Она проснулась в пять утра, вышла из блока в шесть. Проскочить незамеченной мимо Фила она все-таки не смогла. Тот стоял в своем аппендиксе, словно на посту. Побежал за Аней, выхватил сумку из руки. Лицо его было взволнованным, вокруг глаз залегли круги:
— Аня, пожалуйста, если это из-за меня…
— При чем здесь ты?
— Ты в Москву? Ты уезжаешь? Я спрашивал в деканате. Никто толком не знает…
— У меня заболел папа. Я вернусь в понедельник.
— Что с ним?
Аня сухо и очень коротко рассказала о диагнозе отца. Фил остановился посреди дороги, мелко заморгал, покачал головой:
— Я ночь не спал. Тебе позвонили… Ты же ничего мне не сказала, а я боялся к твоему блоку подходить.
— Да, мне позвонили, — сказала Аня, — и что? Тебя это каким боком касается? Я должна тебе отчет предоставлять по каждому звонку?
— Я подумал, это твой бывший. Ты так в лице изменилась.
— А хоть бы и бывший. Я разберусь. Вон такси.
— Я поеду с тобой на вокзал, проведу.
— Не стоит.
— Твой папа поправится! Не волнуйся! — крикнул Фил вслед такси.
Аня зашла в скупку возле автовокзала. Мамин кулон удалось сохранить, но почти все украшения, купленные ею за последние годы (Аня любила скромные, но элегантные драгоценности и каждый год покупала себе хоть одну золотую вещицу), ушли. Словно судьба решила окончательно избавить от всего, связывающего ее с «эпохой Кена». Аня вспомнила о примете: если теряешь золотую вещь, это к добру — золото имеет свойство вбирать в себя все дурное и иногда «уходить», унося зло. Это была смешная и глупая примета, Аня с удовольствием оставила бы себе кое-что из "зла", многие драгоценности были ей дороги, особенно кулончик с ониксом, купленный в Италии. По ее подсчетам, денег должно было хватить на то, чтобы компенсировать небогатым теткам хотя бы часть расходов, оплатить дополнительный уход и лекарства.
Первое, что сказал Сергей Борисович, придя в себя после операции, было:
— Подвел я вас.
— Папа! — сердито воскликнула Аня.
— Это ж сколько я времени потерял? И когда теперь работать смогу в полную силу?
— Пап, прекрати!
— Сережа, бога благодари, что жив остался, — строго сказала тетя Инга. — Запустил здоровье, дальше некуда.
— Бога, — проворчал отец, — я с ним еще поговорю при встрече, есть мне, что ему сказать.
Аня провела в больнице все оставшееся время, один раз даже ночевала там, возле постели отца, которому стало хуже. Однако врач сказал, что так всегда бывает перед началом выздоровления. И действительно, перед отъездом Ани Сергей Борисович посвежел и повеселел. Тетки заботились о нем, но Аня уезжала с тяжелым сердцем. Она приняла решение. Если бы она была совсем одна, судьей ей был бы только Бог. Но на ней ответственность за отца, такого родного, капризного, упрямого. И нужно учиться принимать ответственность, ей уже не двадцать лет, чтобы порхать и влюбляться.

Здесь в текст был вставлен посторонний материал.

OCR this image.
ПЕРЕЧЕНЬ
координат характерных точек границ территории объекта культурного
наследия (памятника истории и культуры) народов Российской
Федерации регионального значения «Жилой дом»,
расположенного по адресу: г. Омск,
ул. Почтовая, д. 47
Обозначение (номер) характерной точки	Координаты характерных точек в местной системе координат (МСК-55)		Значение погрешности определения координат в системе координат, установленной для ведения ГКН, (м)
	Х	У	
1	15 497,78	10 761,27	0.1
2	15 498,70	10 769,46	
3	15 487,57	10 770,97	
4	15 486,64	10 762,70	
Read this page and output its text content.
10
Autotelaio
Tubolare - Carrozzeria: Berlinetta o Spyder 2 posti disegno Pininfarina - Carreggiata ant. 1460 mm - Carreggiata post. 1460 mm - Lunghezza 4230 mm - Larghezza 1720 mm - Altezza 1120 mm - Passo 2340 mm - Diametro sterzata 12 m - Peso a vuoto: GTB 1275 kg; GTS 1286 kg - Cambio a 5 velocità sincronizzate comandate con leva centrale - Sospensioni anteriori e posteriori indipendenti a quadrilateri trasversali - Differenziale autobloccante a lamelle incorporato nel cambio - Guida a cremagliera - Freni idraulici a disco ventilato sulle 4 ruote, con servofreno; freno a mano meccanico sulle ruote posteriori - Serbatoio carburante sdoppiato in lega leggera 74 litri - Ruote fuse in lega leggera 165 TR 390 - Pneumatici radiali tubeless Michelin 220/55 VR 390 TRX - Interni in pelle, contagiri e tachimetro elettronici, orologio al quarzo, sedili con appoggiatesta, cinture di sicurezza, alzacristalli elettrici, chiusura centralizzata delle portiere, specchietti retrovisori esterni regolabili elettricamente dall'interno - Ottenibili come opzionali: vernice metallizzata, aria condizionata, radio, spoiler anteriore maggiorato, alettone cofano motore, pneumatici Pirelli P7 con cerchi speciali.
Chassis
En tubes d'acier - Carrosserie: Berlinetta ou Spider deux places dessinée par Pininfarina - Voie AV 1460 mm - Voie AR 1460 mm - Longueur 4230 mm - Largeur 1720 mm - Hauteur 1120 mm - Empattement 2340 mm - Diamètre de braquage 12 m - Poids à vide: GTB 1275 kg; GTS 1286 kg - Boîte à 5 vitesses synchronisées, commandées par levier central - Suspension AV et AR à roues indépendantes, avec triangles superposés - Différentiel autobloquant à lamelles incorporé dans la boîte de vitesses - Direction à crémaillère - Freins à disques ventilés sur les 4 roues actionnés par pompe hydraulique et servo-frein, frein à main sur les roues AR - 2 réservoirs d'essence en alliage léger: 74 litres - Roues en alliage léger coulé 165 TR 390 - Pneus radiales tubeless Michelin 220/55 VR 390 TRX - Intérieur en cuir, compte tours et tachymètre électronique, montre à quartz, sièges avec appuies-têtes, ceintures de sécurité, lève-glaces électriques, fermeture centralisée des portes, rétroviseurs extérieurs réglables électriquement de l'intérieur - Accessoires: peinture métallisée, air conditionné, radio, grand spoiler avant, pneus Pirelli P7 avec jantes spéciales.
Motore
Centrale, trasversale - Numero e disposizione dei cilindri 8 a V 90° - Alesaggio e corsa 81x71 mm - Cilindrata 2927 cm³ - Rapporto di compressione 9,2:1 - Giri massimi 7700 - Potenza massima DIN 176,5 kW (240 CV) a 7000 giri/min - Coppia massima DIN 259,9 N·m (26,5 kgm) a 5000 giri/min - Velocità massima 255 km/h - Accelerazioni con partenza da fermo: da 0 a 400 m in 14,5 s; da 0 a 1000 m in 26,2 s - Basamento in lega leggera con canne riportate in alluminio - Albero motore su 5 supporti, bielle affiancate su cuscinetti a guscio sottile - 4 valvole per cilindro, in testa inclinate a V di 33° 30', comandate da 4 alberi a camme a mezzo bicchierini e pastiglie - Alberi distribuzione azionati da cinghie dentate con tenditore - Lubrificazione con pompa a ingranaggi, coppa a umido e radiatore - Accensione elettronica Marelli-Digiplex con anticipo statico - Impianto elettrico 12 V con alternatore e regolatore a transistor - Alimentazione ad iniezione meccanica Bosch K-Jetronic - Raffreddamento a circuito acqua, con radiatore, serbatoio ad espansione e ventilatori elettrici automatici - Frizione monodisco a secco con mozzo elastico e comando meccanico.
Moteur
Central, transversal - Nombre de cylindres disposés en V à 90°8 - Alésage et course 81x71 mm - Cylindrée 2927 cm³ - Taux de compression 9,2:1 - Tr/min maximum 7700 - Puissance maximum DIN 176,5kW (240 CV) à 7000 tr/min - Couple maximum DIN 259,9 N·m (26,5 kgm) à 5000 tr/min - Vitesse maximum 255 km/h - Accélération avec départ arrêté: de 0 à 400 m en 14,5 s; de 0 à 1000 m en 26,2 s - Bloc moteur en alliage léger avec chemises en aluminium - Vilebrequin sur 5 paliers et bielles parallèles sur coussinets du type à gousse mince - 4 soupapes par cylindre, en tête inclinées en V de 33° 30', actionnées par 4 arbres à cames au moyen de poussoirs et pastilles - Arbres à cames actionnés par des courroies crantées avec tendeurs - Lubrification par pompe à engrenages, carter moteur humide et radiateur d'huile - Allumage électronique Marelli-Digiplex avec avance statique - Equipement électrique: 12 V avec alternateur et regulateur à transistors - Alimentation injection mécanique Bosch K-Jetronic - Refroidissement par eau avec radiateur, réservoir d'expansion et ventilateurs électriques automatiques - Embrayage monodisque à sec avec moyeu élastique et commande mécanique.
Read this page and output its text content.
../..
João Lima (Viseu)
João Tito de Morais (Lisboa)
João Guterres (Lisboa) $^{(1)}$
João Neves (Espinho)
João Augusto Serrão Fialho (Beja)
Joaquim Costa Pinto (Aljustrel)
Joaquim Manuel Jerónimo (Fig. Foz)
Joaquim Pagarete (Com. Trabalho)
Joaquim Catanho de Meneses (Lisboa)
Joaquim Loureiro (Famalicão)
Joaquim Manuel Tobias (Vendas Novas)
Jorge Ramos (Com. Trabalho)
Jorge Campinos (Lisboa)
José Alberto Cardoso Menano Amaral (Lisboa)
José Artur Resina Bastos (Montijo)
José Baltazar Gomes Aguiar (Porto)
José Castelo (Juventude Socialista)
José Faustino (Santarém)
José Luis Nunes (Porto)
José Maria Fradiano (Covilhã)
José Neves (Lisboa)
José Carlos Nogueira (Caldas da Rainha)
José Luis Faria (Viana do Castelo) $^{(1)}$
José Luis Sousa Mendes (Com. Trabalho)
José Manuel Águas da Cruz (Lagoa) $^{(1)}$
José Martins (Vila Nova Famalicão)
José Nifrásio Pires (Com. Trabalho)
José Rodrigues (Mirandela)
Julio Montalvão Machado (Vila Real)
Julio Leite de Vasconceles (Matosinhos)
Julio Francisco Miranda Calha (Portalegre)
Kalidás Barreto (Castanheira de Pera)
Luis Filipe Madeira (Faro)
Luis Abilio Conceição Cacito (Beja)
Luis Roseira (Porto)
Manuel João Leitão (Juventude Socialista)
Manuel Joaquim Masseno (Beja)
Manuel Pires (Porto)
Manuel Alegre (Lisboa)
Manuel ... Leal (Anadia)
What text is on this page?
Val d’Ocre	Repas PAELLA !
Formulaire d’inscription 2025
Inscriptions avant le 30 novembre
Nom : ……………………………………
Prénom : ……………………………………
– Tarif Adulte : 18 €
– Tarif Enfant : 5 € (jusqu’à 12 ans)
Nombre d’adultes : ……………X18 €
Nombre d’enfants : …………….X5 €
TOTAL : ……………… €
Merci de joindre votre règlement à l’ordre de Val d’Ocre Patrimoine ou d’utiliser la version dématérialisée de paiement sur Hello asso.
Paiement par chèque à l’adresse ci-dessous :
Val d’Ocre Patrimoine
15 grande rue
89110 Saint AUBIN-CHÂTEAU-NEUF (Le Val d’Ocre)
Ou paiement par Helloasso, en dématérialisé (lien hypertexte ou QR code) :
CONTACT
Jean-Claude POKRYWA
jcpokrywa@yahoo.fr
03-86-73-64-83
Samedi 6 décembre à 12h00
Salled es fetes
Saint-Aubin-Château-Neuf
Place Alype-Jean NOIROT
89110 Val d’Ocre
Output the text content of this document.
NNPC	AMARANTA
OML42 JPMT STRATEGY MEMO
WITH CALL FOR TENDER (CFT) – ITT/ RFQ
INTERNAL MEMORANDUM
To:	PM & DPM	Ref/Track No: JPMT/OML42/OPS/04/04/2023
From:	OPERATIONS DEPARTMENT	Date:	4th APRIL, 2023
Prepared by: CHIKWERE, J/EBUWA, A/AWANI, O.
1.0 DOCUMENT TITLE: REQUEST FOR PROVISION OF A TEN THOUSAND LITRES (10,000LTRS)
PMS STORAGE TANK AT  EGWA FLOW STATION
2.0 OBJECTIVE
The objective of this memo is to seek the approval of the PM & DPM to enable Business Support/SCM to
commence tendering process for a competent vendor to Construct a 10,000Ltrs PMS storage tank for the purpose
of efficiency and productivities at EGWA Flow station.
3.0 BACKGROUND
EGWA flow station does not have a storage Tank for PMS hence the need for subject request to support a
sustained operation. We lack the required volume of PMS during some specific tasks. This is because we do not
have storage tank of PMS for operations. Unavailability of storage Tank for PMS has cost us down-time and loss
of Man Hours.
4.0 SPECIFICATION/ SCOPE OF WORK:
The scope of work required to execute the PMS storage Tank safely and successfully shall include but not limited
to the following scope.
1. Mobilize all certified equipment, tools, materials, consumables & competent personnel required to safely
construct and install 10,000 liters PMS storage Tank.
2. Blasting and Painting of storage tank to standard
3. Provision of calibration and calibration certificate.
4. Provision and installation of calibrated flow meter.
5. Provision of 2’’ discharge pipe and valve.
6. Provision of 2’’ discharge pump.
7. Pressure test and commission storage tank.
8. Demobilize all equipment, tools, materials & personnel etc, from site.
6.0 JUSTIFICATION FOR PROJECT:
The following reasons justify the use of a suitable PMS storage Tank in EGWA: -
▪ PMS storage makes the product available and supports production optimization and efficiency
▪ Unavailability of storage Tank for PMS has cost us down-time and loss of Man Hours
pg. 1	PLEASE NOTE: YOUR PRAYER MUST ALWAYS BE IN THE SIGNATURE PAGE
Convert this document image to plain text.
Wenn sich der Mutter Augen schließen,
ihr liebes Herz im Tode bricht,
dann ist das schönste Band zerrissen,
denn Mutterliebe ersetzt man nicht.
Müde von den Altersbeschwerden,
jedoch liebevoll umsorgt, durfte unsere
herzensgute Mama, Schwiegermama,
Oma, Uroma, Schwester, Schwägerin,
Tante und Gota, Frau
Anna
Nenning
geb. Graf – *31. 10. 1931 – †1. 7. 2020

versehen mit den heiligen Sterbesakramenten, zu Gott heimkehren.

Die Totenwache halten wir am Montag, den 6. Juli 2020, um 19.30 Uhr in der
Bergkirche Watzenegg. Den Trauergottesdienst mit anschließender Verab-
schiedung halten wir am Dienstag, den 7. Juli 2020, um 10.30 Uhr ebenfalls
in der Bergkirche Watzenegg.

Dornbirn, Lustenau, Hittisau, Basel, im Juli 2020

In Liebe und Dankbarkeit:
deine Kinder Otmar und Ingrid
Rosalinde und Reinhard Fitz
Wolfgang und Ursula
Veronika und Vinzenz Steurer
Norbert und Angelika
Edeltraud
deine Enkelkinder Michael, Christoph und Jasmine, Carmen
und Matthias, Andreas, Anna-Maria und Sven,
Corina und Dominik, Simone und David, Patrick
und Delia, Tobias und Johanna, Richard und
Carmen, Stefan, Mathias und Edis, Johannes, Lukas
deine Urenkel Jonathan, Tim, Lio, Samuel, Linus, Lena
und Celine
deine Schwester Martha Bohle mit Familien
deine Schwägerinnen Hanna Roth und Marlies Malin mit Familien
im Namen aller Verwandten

… Место на обратном пути в автобусе попалось очень неудобное, и дома нога опять разболелась. Аня терпела, терпела, а потом сама сделала себе укол обезболивающего. Но все же хромала. Герман Фридрихович, встретив ее в коридоре, сочувственно покачал головой:
— Что стряслось, Анна Сергеевна?
Аня рассказала, чувствуя, как немного слабеет в груди тугой узел тревоги и отчаяния.
— Добро пожаловать в клуб, — Каде кивнул на свою ногу. — У вас — правая, у меня левая — мы с вами друг друга дополняем. Погода портится. Это нам с вами дополнительная «радость» — разноется.
Аня улыбнулась, повернулась, чтобы посмотреть в окно и увидела Громова. Тот стоял возле подоконника в толпе третьекурсников. Скорее, в толпе девчонок. Аню он не видел. Громов был увлечен разговором с очень симпатичной блондинкой с четвертого курса. Подошла еще одна, брюнетка, та, что спрашивала у Ани про Каде в день, когда она ударилась и когда… Как ее? Оля Черникова. Оля положила руку Филу на плечо. Громов пошевелился, сбросил руку. Блондинка улыбнулась, подвинулась ближе, заглядывая в телефон Филиппа. Тот засмеялся, блеснув зубами, показывая что-то в мобильном. Аня повернулась к завлабораторией. Каде шутливо произнес:
— Помните, я говорил? У нас обход общежития на днях. Хватайте меня за грудки, трясите, добивайтесь улучшения жилищных условий, Анна Сергеевна. Я стойкий человек и скряга неимоверный, но против ваших глаз не устою.